HMI adalah organisasi mahasiswa pertama yang berasaskan islam yang lahir di tengah-tengah massivnya paham komunis di masyarakat dan sekuler akibat pendidikan barat (1947). Komunis dan sekuler memang berada pada ranah yang berbeda kala itu, namun keduanya terus bersentuhan dengan masyarakat dan senantiasa menyudutkan peranan agama dalam kegiatan sehari-hari. HMI dilahirkan untuk mengembalikan peranan agama yang telah disudutkan itu dan mewujudkan kehidupan yang seimbang antara urusan dunia-akhirat akal-qalbu, dan iman-ilmu pengetahuan. Bagaimana rasanya mengibarkan bendera yang menjadi common enemy bagi dua pengaruh terbesar di Indonesia kala itu? Tentu tidak mudah bagi para pendahulu untuk memperjuangkn HMI hingga bisa sebesar ini. Tentu pemrakarsa-pemrakarsa HMI seperti Lafran Pane, Karnoto Zarkasyi, Dahlan Hussein, Siti Zainah, Maisaroh Hilal, Bidron Hadi, Yusdi Ghozali, M. Anwar, Hasan Basri, Marwan, Mansyur, Toha Mashudi, Zulkarnaen dan Tayeb Razak adalah pribadi yang kritis, islami, tangguh dan progresif. Begitupun tokoh-tokoh HMI yang kemudian menjadi pembaharu-pembaharu islam kontroversial di Indonesia seperti Sularso, Sudjoko Prasodjo, Ahmad Wahib, Nurcholis Madjid, Djohan Efendi dan Dawam Rahardjo. Meski mereka dikenal sebagai pribadi yang berpemikiran liberal dan berintelektual tinggi namun semangat tauhid dan zuhud tidak lepas sedikitpun dari diri mereka. Begitulah HMI dan karakter para pejuangnya di awal usianya yang muda. Ya! begitulah ketika nilai-nilai HMI masih dihayati dengan benar dan dihayati sungguh-sungguh oleh kader-kadernya. Bagaimana dengan hari ini? 

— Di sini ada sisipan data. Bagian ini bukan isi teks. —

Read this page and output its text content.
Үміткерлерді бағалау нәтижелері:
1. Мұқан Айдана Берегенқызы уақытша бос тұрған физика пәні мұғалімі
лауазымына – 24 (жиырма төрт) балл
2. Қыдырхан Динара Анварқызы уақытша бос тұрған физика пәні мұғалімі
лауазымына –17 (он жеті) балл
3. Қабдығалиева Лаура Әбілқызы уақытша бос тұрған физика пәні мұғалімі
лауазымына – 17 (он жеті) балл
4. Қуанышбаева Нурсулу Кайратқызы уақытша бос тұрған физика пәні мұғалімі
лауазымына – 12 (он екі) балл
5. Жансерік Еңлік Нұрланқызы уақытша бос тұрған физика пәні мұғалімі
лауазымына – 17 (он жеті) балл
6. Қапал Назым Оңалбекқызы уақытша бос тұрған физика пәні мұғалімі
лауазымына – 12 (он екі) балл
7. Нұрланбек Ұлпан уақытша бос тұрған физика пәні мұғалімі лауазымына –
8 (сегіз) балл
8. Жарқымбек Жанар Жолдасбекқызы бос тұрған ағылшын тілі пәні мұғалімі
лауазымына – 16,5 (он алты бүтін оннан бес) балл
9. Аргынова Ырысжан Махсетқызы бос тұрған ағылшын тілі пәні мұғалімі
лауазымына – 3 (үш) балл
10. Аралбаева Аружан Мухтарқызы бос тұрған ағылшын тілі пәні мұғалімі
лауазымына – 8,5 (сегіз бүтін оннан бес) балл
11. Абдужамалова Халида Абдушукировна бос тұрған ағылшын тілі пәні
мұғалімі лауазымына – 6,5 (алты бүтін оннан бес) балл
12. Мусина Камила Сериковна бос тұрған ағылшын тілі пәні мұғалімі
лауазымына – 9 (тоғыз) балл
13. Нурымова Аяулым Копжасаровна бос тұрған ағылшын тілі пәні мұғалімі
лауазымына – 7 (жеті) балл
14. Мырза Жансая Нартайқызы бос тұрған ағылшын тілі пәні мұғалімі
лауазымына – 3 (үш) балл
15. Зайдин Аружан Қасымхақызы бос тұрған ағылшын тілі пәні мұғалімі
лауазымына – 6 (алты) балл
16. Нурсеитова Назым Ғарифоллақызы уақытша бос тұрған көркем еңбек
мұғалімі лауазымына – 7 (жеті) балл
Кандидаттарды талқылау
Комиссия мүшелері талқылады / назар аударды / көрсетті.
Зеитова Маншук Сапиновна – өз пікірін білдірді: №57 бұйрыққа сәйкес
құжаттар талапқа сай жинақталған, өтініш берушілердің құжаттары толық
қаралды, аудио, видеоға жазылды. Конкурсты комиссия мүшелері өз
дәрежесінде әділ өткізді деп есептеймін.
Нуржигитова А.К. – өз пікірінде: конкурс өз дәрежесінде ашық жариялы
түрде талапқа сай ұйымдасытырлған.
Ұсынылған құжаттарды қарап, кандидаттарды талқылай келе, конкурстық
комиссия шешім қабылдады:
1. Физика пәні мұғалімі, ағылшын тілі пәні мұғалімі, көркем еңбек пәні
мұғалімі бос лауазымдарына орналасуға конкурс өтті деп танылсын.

Kongres HMI XXIX sukses menarik perhatian media massa hanya dalam waktu singkat. Kita tahu “bad news is good news,” itulah prinsip umum bagi awak media. Jika Kongres HMI XXIX mendadak jadi hits karena pemberitaan media itu artinya Kongres HMI XXIX adalah suatu “good news” bagi awak media. Ketika Kongres HMI XXIX dipandang sebagai suatu “good news” itu artinya Kongres HMI XXIX adalah....? Silahkan dijawab sendiri. 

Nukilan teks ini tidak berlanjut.